曾經幻想,你會放下姐姐跟我在一起,我甚至還希望姐姐會比我早死……我心腸真的很壞……”

張烈看著哭得梨花帶雨的玉兒,想伸過手去安慰,卻還是忍住了。

玉兒拭乾眼淚,望向整片拓跋的江山,漸漸平復:“你說得對,我的確是感情用事,我尋找女媧石真正的目的,不是為了族人,也不是為了姐姐,我只是自私地想再得到你。結果……”

張烈感覺有些無地自容:“玉兒,是我欠了你,對不起!”

玉兒挺直身子,深呼了一口氣,振作起來:“說出來了,這麼些年來,一直憋在心裡的話終於都說了出來。舒服多了。”玉兒笑著說:“我沒事了,真的沒事了!上一次這樣說,我還是騙你的,可這次,我該放開了。”

張烈一笑,一段壓抑多年的感情終於告一段落了,玉兒伸開手臂示意他給她最後一次分別的擁抱,張烈緊緊抱住玉兒。

玉兒在張烈強大的臂彎裡,最後一次感受他的溫暖:“答應我,以後要好好照顧姐姐,仁義博愛,當個好汗王。”

暗處,一雙眼睛死死地盯著二人,月兒滿懷妒意地看著不遠處抱在一起的兩個人。

月兒房中,空無一人,桌上杯碟微微震盪,清脆作響,桌子與牆角間不起眼的地方赫然是玉兒逃出時藏好的煉妖壺。

壺裡,靖仇向著光源猛烈撞擊,但始終有一個力量阻擋著他,令他彈了回去:“臭拖把,在搞什麼?怎麼不放我出去啊?”

煉妖壺越震越劇烈,終於從牆角跌出滾開。靖仇看著那一點光,開心地向著那光口撞去。他的頭剛伸出去,就發現煉妖壺在一直滾,他被卡在壺口轉得頭暈眼花,終於停了下來。

仙氣一冒,靖仇終於從煉妖壺中出來,直起身子舒展,卻一下撞到頂上的供桌,原來他還在牆邊的桌子底下。靖仇連忙縮著頭出去,手亂扶著桌下的一個小木樁。突然,咔的一聲,房中一個不起眼的牆角開啟了。靖仇望過去,嚇得要死。牆角里出現一個暗格,暗格裡有一個東西在蠕動,渾身裹滿了白色的毛髮,如毛蛹般只露出一個頭,他極度驚慌地發出低呼:“救我……救我……”

“啊……”才叫了一半,靖仇用力掩住自己的嘴。同時,房門被大力推開,有人進來。靖仇拍動小木樁關閉牆角,自己縮到屏風後面。
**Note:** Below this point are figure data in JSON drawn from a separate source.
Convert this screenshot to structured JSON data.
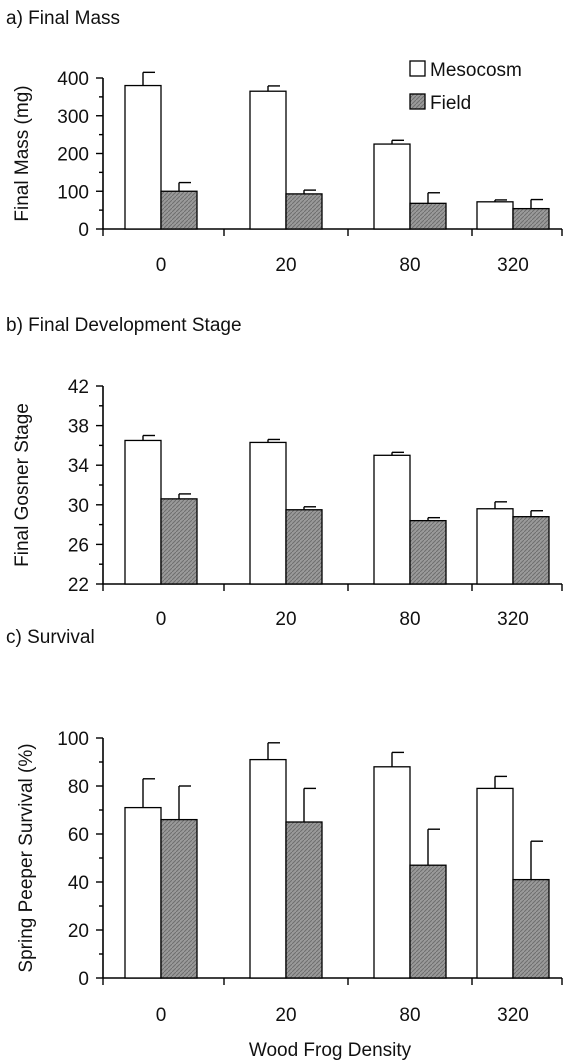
{
  "colors": {
    "mesocosm_fill": "#ffffff",
    "field_fill": "#9a9a9a",
    "outline": "#000000"
  },
  "xlabel": "Wood Frog Density",
  "chart_data": [
    {
      "type": "bar",
      "title": "a) Final Mass",
      "ylabel": "Final Mass (mg)",
      "categories": [
        "0",
        "20",
        "80",
        "320"
      ],
      "ylim": [
        0,
        400
      ],
      "yticks": [
        0,
        100,
        200,
        300,
        400
      ],
      "legend": {
        "placement": "top-right",
        "entries": [
          "Mesocosm",
          "Field"
        ]
      },
      "series": [
        {
          "name": "Mesocosm",
          "values": [
            380,
            365,
            225,
            72
          ],
          "errors": [
            35,
            14,
            10,
            5
          ]
        },
        {
          "name": "Field",
          "values": [
            100,
            93,
            68,
            54
          ],
          "errors": [
            23,
            10,
            28,
            24
          ]
        }
      ]
    },
    {
      "type": "bar",
      "title": "b) Final Development Stage",
      "ylabel": "Final Gosner Stage",
      "categories": [
        "0",
        "20",
        "80",
        "320"
      ],
      "ylim": [
        22,
        42
      ],
      "yticks": [
        22,
        26,
        30,
        34,
        38,
        42
      ],
      "series": [
        {
          "name": "Mesocosm",
          "values": [
            36.5,
            36.3,
            35.0,
            29.6
          ],
          "errors": [
            0.5,
            0.3,
            0.3,
            0.7
          ]
        },
        {
          "name": "Field",
          "values": [
            30.6,
            29.5,
            28.4,
            28.8
          ],
          "errors": [
            0.5,
            0.3,
            0.3,
            0.6
          ]
        }
      ]
    },
    {
      "type": "bar",
      "title": "c) Survival",
      "ylabel": "Spring Peeper Survival (%)",
      "categories": [
        "0",
        "20",
        "80",
        "320"
      ],
      "ylim": [
        0,
        100
      ],
      "yticks": [
        0,
        20,
        40,
        60,
        80,
        100
      ],
      "series": [
        {
          "name": "Mesocosm",
          "values": [
            71,
            91,
            88,
            79
          ],
          "errors": [
            12,
            7,
            6,
            5
          ]
        },
        {
          "name": "Field",
          "values": [
            66,
            65,
            47,
            41
          ],
          "errors": [
            14,
            14,
            15,
            16
          ]
        }
      ]
    }
  ]
}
一向溫婉的月兒臉色陰沉地對著下人道:“都給我滾出去!”

她呼吸急促,回想著剛才所看到的一幕,眼睛突然變紅,用力一抽氣,一陣沙啞沉重的呼氣聲發出。躲在屏風後的靖仇愣住了,這個月兒真古怪。

可是接下來的一幕,卻讓他嚇得眼珠子都要掉下來了,只見月兒怪叫一聲,在輪椅上不動的腿突然有變化,一對白毛粗腿伸了出來……

月兒一邊發出怨恨的獸叫:“我做的一切都是為了你……你竟然對她還有情!”

幻身完畢,月兒赫然變成一隻兔魔。

靖仇被嚇得摸到煉妖壺趕緊躲了回去。一進壺中,靖仇又是蹬腿又是抓臂地發洩著緊張:“哇,嚇死人了!哇,她不是人吧?哇,毛茸茸的!哇,怎麼會這樣?太恐怖,太誇張了!”

他鼓起勇氣向壺口光亮處望去,見兔魔朝著煉妖壺走近,靖仇緊張地往後縮了一下,不會是被發現了吧?

卻見那兔魔只是來到牆角開啟暗門,暗格裡的族人見到她嚇得連叫都不敢,只是恐懼地搖著頭。兔魔眼射紅光,紅光直中族人雙目,兩道精元自雙目中飛出被兔魔納入體內,族人雙眼變紅開始扭曲縮小,竟變成一隻兔子。

靖仇看著兔魔又變回半癱的月兒,明白過來,原來這怪物靠吃人的元氣保持人性。